- El proyecto Biorock busca mejorar el crecimiento del mejillón en Galicia usando corriente eléctrica de baja tensión para fijar larvas y aumentar su supervivencia.
Una corriente de innovación en las bateas gallegas
En tiempos en que el cambio climático aprieta y los márgenes de rentabilidad del mar se estrechan, el mejillón gallego podría encontrar un inesperado aliado: la electricidad. Concretamente, una corriente continua de muy baja tensión. Así funciona la tecnología Biorock, una técnica ya probada en la recuperación de hábitats marinos en otros puntos del planeta, y que ahora llega a Galicia con un ambicioso objetivo: mejorar la fijación larvaria, el crecimiento y la supervivencia del bivalvo más emblemático de nuestras rías.
El proyecto, impulsado por la colaboración entre la Universidade da Coruña y el equipo científico de la Consellería do Mar, se encuentra en fase experimental y podría marcar un antes y un después en la acuicultura gallega.
Mejillón gallego: ciencia contra viento y marea
La producción de mejillón en Galicia —que sostiene a miles de familias en el litoral y genera más de 9 millones de euros anuales— lleva tiempo enfrentando desafíos crecientes: temperaturas extremas, variaciones bruscas de salinidad, mortalidades inesperadas… Las soluciones tradicionales no bastan. Biorock plantea una vía innovadora basada en datos científicos: emplear electricidad controlada para estimular procesos naturales de fijación y crecimiento en larvas y ejemplares adultos.
No es ciencia ficción: este sistema ya ha sido testado con éxito en entornos coralinos degradados y hábitats marinos sensibles, con mejoras claras incluso bajo estrés ambiental. Galicia será el primer gran laboratorio europeo en aplicarlo a bivalvos en acuicultura comercial.
Así funciona la tecnología Biorock
La base del método es sencilla, pero potente: una corriente eléctrica continua, de muy baja intensidad, aplicada sobre estructuras sumergidas.

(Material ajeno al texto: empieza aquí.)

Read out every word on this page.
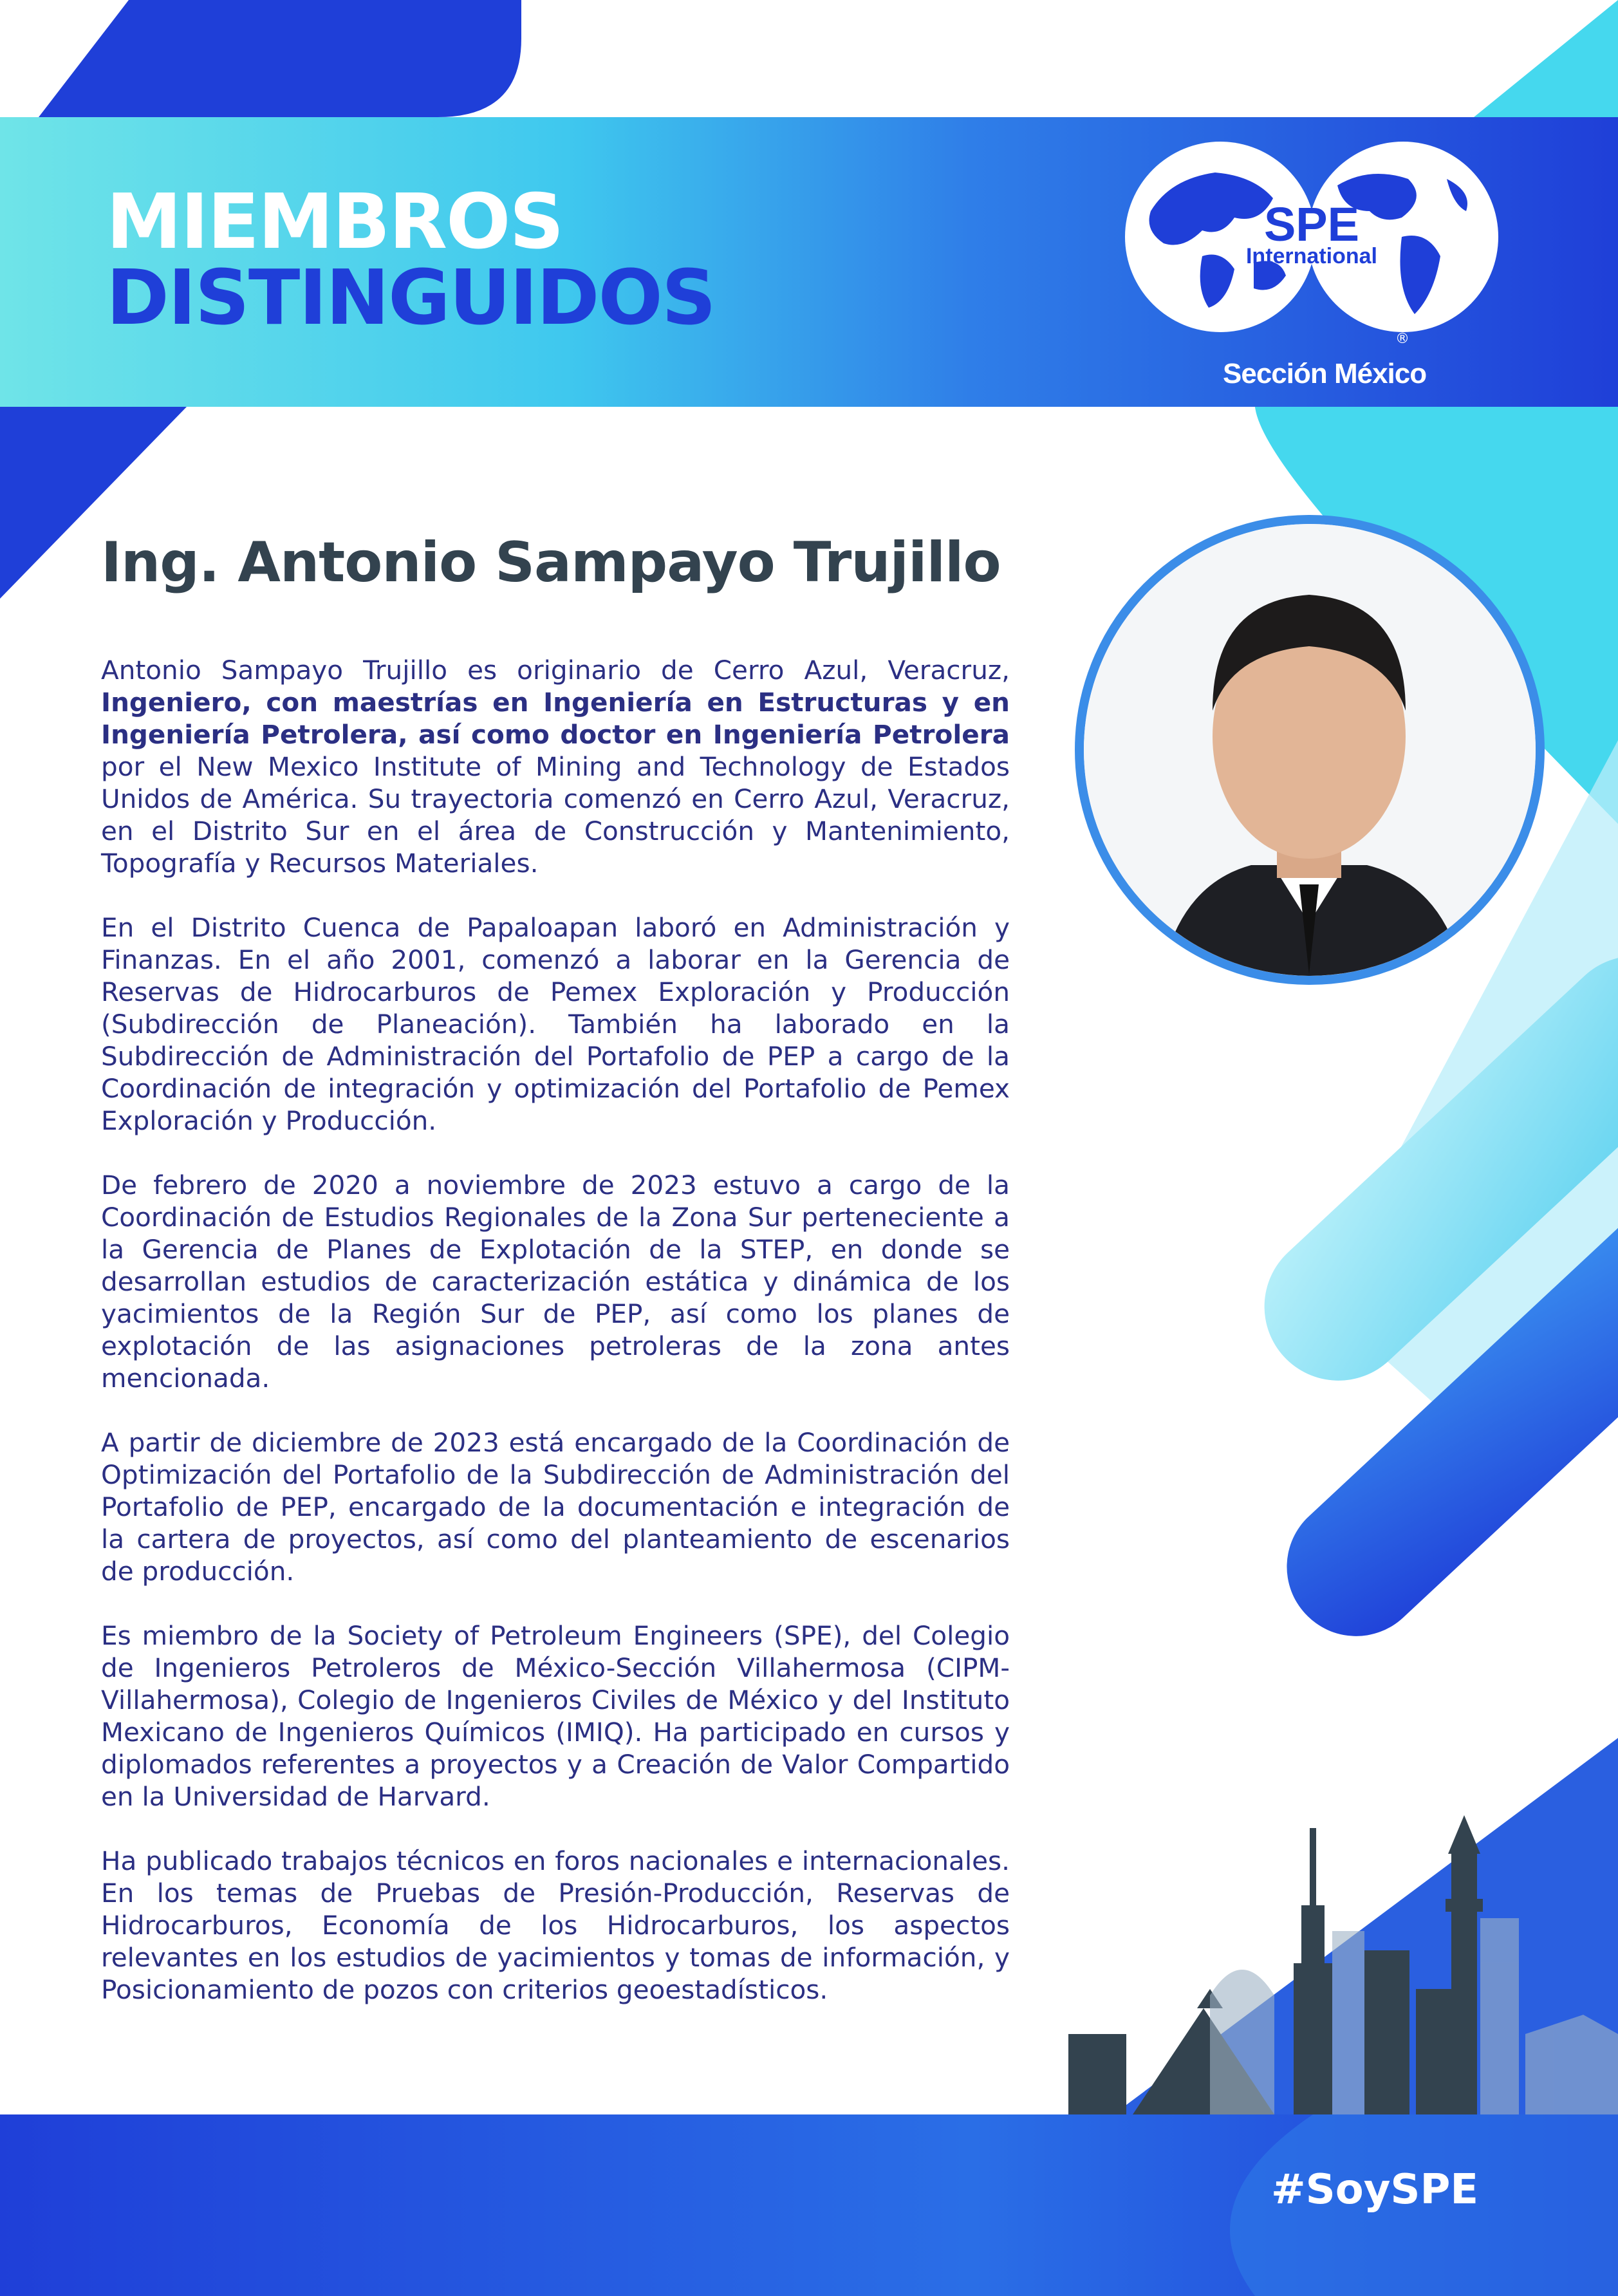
MIEMBROS
DISTINGUIDOS	®
SPE
International
Sección México
Ing. Antonio Sampayo Trujillo

Antonio Sampayo Trujillo es originario de Cerro Azul, Veracruz, Ingeniero, con maestrías en Ingeniería en Estructuras y en Ingeniería Petrolera, así como doctor en Ingeniería Petrolera por el New Mexico Institute of Mining and Technology de Estados Unidos de América. Su trayectoria comenzó en Cerro Azul, Veracruz, en el Distrito Sur en el área de Construcción y Mantenimiento, Topografía y Recursos Materiales.

En el Distrito Cuenca de Papaloapan laboró en Administración y Finanzas. En el año 2001, comenzó a laborar en la Gerencia de Reservas de Hidrocarburos de Pemex Exploración y Producción (Subdirección de Planeación). También ha laborado en la Subdirección de Administración del Portafolio de PEP a cargo de la Coordinación de integración y optimización del Portafolio de Pemex Exploración y Producción.

De febrero de 2020 a noviembre de 2023 estuvo a cargo de la Coordinación de Estudios Regionales de la Zona Sur perteneciente a la Gerencia de Planes de Explotación de la STEP, en donde se desarrollan estudios de caracterización estática y dinámica de los yacimientos de la Región Sur de PEP, así como los planes de explotación de las asignaciones petroleras de la zona antes mencionada.

A partir de diciembre de 2023 está encargado de la Coordinación de Optimización del Portafolio de la Subdirección de Administración del Portafolio de PEP, encargado de la documentación e integración de la cartera de proyectos, así como del planteamiento de escenarios de producción.

Es miembro de la Society of Petroleum Engineers (SPE), del Colegio de Ingenieros Petroleros de México-Sección Villahermosa (CIPM-Villahermosa), Colegio de Ingenieros Civiles de México y del Instituto Mexicano de Ingenieros Químicos (IMIQ). Ha participado en cursos y diplomados referentes a proyectos y a Creación de Valor Compartido en la Universidad de Harvard.

Ha publicado trabajos técnicos en foros nacionales e internacionales. En los temas de Pruebas de Presión-Producción, Reservas de Hidrocarburos, Economía de los Hidrocarburos, los aspectos relevantes en los estudios de yacimientos y tomas de información, y Posicionamiento de pozos con criterios geoestadísticos.

#SoySPE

Este estímulo genera reacciones electroquímicas que favorecen la cristalización de minerales y crean condiciones propicias para que organismos como larvas de mejillón se asienten con mayor facilidad.

En esta primera fase, los investigadores están midiendo:
- Tasas de crecimiento en piscinas y tanques con mejillones adultos.
- Asentamiento larvario sobre distintas superficies (cuerdas de batea, piedra caliza, etc.).
- Cambios en la función mitocondrial de los organismos expuestos al campo eléctrico, para evaluar su impacto metabólico.
- El convenio entre Xunta y Universidade da Coruña estará vigente hasta noviembre de este año, pero si los resultados acompañan, podría abrir la puerta a su aplicación real en las bateas de las Rías Baixas.
El impacto para el mar y el rural
Más allá de los laboratorios, la tecnología Biorock puede suponer un respiro para el tejido socioeconómico que vive del mar. En muchas zonas costeras de Galicia, especialmente en municipios con fuerte dependencia de la miticultura, pequeñas variaciones en la producción tienen efectos directos sobre el empleo, el transporte marítimo, las conserveras y la cadena mar-industria en su conjunto.
Si Biorock permite reducir las pérdidas por mortalidad larvaria o acelerar el engorde del mejillón, no solo se ganará productividad: también se amortiguarán los efectos del cambio climático, se reducirá la presión sobre el medio natural y se fortalecerá un modelo de acuicultura que apuesta por la sostenibilidad.
Galicia, referencia europea en cultivo marino
Galicia no es un actor secundario en esta historia. Es, desde hace años, la principal región acuícola de Europa, con un modelo basado en el aprovechamiento sostenible del litoral, el conocimiento tradicional del bateeiro y la innovación aplicada.
La posibilidad de incorporar tecnologías como Biorock no debe entenderse como una ruptura, sino como una evolución natural de una cultura marítima que no se conforma con resistir, sino que quiere seguir siendo motor económico, garante ambiental y pilar social de una costa que vive del mar, pero también lo cuida.